Scholastic Press, 2013.

hardcover, 274 pages.

Where is Early’s father? He’s not the kind of father who would disappear. But he’s gone . . . and he’s left a whole lot of trouble behind.

As danger closes in, Early, her mom, and her brother have to flee their apartment. With nowhere else to go, they are forced to move into a city shelter. Once there, Early starts asking questions and looking for answers. Because her father hasn’t disappeared without a trace. There are patterns and rhythms to what’s happened, and Early might be the only one who can use them to track him down and make her way out of a very tough place.

With her signature, singular love of language and sense of mystery, Blue Balliett weaves a story that takes readers from the cold, snowy Chicago streets to the darkest corner of the public library, on an unforgettable hunt for deep truths and a reunited family.~publisher’s comments.

Important: late Middle English: from medieval Latin important- ‘being of consequence’, from the verb importare ‘bring in’.  Adjective: of great significance or value, likely to have a profound effect on success, survival, or well-being; having high rank or status; significantly original and influential.

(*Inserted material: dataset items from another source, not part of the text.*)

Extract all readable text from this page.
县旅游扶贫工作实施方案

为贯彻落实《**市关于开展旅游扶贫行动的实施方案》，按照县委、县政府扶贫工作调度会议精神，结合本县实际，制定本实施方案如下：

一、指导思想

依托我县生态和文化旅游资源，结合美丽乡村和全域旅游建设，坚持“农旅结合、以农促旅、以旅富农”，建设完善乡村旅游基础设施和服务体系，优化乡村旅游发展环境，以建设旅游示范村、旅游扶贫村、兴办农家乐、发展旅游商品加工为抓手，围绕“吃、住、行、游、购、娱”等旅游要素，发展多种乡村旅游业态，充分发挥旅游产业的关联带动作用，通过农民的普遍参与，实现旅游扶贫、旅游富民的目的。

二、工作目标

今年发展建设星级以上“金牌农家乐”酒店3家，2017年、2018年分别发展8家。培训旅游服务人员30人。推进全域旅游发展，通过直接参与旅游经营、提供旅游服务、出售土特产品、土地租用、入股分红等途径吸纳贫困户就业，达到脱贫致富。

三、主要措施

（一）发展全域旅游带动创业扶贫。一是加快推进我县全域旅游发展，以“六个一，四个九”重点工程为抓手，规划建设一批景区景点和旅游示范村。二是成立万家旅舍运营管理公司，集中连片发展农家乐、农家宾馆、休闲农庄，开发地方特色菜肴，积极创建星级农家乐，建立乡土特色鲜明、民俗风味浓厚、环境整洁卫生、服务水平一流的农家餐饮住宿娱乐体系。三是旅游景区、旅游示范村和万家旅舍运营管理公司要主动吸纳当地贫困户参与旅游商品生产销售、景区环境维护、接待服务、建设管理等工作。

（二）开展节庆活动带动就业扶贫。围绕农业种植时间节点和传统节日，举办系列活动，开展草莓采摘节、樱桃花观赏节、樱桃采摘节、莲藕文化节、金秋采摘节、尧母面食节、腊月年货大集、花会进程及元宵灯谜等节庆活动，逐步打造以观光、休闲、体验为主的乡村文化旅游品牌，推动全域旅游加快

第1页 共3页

I am sketching out a list of “important juvenile fiction books and authors.” You should know that I think books and writers are important period, but this list is for those who place intimate conversations of a social and creative consciousness into the hands of young people. Blue Balliett is located with indelible ink on this list. With Hold Fast, Balliett has used her considerable gift  to not only pen a compelling mystery, but to raise awareness for the plight of our homeless children. She also returns with her signature take on the brilliance of young minds. If you’ve read Balliett, you understand how singular she is, and she just keeps getting better and better.

Meet the Pearls:

“Taken with a cell phone camera, this family portrait: Dashel Pearl, his wife, Summer, and their kids, Early and Jubilation, a daughter and a son. They live in Woodlawn, once feared as the home of Chicago’s most powerful gang, but now a quieter place. The family sits in two tidy rows on the chipped steps of a brick building, knees to backs, parents behind kids, hands sealing the foursome. Boy by girl behind girl by boy: symmetrical and smiling. The father is pale, the mother dark, the kids cocoa and cinnamon. Eyes in this family are green, amber, and smoky topaz.” (5)

They live in the largest apartment they can afford: a one bedroom primarily furnished with found objects. Dashel gets around by bicycle year round to get to public transit.* She stays home with 4 year old Jubie. Early, 11, attends school. They are saving for a house, like the one they pass on family walks “that invites dreams” (7).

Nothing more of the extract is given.